Egypt’s ‘Spy’ Stork Found Dead

Sep 7, 2013 7:55pm
AP stork spy 2 jt 130907 16x9 608 Egypts Spy Stork Found Dead

(AP Photo)

A winged “spy” has been found dead in Egypt, and a local conservation group is crying foul.

Egyptian police detained a stork in August when a resident in Egypt’s Qena province, 280 miles southeast of Cairo, became suspicious after noticing a European wildlife tracker on the bird, The Associated Press reported. Authorities suspected the bird may have been linked to foreign espionage.

The authorities eventually set the stork free, but the bird didn’t get far.

The head of Egypt’s southern protected areas said today that local residents found the stork dead on an island in the Nile River, south of the ancient city of Aswan, according to the AP.

A local conservation group said Saturday the stork, which it had named “Menes,” had been killed.

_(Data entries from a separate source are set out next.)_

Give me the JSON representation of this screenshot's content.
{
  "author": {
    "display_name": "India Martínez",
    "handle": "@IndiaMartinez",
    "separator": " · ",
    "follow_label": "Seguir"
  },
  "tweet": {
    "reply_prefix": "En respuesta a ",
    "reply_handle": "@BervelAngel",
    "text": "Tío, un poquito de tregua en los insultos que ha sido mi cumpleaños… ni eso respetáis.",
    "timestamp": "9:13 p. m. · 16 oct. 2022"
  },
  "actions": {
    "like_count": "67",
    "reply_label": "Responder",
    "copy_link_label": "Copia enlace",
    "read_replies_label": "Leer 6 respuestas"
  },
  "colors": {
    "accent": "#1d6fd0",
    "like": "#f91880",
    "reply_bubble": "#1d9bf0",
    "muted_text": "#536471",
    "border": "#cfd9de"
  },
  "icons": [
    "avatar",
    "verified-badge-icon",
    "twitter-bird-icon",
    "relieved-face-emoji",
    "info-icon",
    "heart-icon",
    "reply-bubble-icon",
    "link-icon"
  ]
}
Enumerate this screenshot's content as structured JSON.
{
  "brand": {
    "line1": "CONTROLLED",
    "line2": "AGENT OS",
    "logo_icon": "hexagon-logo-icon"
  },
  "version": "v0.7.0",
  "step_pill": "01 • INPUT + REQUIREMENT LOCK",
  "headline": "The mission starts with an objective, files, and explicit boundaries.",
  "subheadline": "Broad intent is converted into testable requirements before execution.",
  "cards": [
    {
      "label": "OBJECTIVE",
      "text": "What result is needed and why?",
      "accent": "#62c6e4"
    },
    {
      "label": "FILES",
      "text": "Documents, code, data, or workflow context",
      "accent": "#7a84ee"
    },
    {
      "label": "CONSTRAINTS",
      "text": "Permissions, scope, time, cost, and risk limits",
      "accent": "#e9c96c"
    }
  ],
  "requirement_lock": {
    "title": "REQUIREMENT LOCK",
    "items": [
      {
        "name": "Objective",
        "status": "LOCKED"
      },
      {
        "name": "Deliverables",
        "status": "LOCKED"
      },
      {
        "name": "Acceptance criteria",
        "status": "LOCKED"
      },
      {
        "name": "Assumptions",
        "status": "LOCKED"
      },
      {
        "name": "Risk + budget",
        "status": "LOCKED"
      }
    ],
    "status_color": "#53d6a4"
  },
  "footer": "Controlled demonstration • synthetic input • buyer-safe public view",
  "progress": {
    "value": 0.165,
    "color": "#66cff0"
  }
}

The bird was “was captured and killed, to be eaten by local villagers,” Nature Conservation Egypt said on its Facebook page.

“Storks have been part of the Nubian diet for thousands of years, so the actual act of eating storks is not in itself a unique practice,” the group said, referring to the local people. The “short-lived success story of getting Menes released,” was not enough to keep the bird safe before it left Egypt, the group added.

The head of the protected areas, Mahmoud Hassib, denied the bird had been eaten, although he did not know the bird’s cause of death, according to the AP.

The stork is one of several animals Egyptian authorities have suspected of sinister plotting in recent years.

In January, Egyptian police north of Cairo sent a pigeon with microfilm and paper tied to its feet to a criminal investigation unit, concerned about a message on the paper that read, “Islam Egypt,” according to Ahram Online, an English-language Egyptian news organization.

And in 2010, the governor of a province on Egypt’s Sinai Peninsula reportedly said that a spate of shark attacks was an Israeli plot to stunt Egyptian tourism. Israel denied the charge.